Yola terperangah. “Apalagi?”

“Dia memanggilku ‘Cantik’ tiap waktu,” lanjutnya. “Bayangkan gimana kedengarannya.... belum lagi melihat wajahnya yang menyebalkan.”

“Aku nggak mau bayangkan,” balas canda Yola. “Coba kamu berpikir, kamu nggak peduli dia pria dari mana. Tapi dia setia padamu.”

“Dia mengganggu kehidupan sosialku sepanjang waktu. Cih, aku tidak tahan dengannya! Dia itu caper dan sok tahu.”

“Och dia benar-benar total melakukannya, dia lebih gentle. Sudah jelas dia punya perasaan sama kamu.”

“Aku pikir dia hanya melakukan hal yang biasa dia lakukan,” jelas Agnes.

“Apa dia nggak pernah serius?”

“Menggoda...”

“Terus apa yang kamu khawatirkan? Kamu sudah bertunangan!”

“Tentu saja. Maksudku, bagaimana pun dia merayuku aku nggak terpengaruh sama sekali.”

Yola menjetikkan jarinya. “Good. Tapi hum... aku berpikir lain.”

Agnes mengangkat kedua alisnya.

“Kenapa kamu tidak menarik dia. Maksudku kamu bermain dengan obsesinya.”

Agnes melongo. “Tidakk!!”

“Nggak ada yang salah... toh kita hanya fun. Kamu nggak terpengaruh sama sekali, bukan?”

“Dan kenapa kamu tiba-tiba kepikiran hal konyol semacam itu?”

Yola memekik. “Hanya penasaran....”

“Mungkin kamu belum mengenalnya. Dia orangnya nekadtan dan rusuh.”

“Ya nggak apa-apa. Selama dia nggak over sama kamu,” ucap Yola. “Apa perlu akan menegurnya?”

“Tidak perlu,” jawab Agnes malas. “Aku ingin sekali memberinya pelajaran. Tapi aku nggak tahu pelajaran apa yang cocok dengannya. Hiks hiks.”

“Hahaha. Tenang, beb.”

“Okay, kita nggak perlu membicarakan ini,” tegas Agnes. “Kamu memanggilku bukan untuk bahas dia, kan?”

“Itu alasanku.”

“Oh Ayolah....”

“Bercanda.” Yola terkekeh. “Aku punya berita bahagia. Aku mendapat tawaran ambasador produk baru.”

“Produk?”

“Yah. Itu semacam produk cream kulit. Yang kulakukan hanya menjual dan memamerkan produk itu di media sosial,” tutur Yola. “Sekarang orang-orang lebih banyak aktif jual beli lewat online,” ujarnya. “Bayangkan kalau aku sukses menjadi influencer. Aku akan mendapatkan jutaan uang dalam seminggu.”

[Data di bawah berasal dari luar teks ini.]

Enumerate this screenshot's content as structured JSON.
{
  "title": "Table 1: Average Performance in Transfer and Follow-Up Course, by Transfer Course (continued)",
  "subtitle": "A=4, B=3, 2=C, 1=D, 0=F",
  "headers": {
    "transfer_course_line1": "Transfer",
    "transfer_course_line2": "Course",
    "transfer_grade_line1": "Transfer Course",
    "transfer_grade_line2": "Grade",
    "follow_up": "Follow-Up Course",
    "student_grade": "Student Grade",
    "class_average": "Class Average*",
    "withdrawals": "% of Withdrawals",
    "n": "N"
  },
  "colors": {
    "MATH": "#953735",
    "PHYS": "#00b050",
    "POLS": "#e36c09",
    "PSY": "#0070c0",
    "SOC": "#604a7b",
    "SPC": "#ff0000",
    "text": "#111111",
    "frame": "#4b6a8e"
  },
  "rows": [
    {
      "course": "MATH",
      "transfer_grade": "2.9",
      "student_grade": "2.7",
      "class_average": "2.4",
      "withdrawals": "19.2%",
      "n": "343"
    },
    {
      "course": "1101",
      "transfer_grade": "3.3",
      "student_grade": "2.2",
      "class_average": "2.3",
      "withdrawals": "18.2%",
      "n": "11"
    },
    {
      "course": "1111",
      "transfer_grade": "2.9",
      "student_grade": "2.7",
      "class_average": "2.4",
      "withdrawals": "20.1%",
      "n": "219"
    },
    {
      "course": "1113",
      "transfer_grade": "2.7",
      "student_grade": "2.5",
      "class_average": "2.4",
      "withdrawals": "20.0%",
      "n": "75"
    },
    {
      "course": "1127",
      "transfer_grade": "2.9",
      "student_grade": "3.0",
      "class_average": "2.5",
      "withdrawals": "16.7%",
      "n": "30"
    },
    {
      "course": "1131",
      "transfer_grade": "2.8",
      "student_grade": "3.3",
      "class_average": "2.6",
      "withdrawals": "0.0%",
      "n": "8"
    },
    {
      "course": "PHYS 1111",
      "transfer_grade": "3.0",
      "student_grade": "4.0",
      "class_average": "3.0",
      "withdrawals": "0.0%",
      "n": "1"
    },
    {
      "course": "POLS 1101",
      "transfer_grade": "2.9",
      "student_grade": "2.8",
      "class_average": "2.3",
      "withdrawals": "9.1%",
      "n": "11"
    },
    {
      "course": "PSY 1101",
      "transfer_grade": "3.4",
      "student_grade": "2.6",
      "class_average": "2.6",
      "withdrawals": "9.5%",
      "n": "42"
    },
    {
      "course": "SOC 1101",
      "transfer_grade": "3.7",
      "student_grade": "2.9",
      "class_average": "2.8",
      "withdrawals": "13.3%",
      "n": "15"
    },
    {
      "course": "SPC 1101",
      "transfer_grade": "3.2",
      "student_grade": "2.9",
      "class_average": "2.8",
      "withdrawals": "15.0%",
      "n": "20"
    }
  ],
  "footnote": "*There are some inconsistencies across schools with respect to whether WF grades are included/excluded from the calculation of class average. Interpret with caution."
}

Agnes turut senang. “Semoga beruntung.”

“Hum. By the way, kenapa kita nggak pergi shopping saja.”

“Sekarang?”

Yola mengajak Agnes ke toko fashion favoritnya. Itu adalah bangunan tiga lantai, cukup menakjubkan, lantai bawah tanah tempat obral. Itu adalah toko yang sering Yola kunjungi, cukup kecil tapi toko ini memiliki banyak pilihan bagus. Mereka mendesain pakaian mereka sendiri.

“Aku suka baju ini,” seru wanita yang bersama Agnes.

Agnes mengikut saja. Dia bisa saja membeli jika ada yang menarik matanya.

Keduanya ke toko satu membeli celana, ke toko dua membeli sepatu, ke toko tiga membeli tas, terakhir ke toko empat membeli baju. Dan akhirnya makan malam. Keduanya punya stamina bagus. Yola mengetahui berbagai tempat populer.

≈ΦΦ≈

Beberapa hari kemudian.

Hidup itu damai, damai seperti awan polos namun itu memberi orang ruang untuk harapan.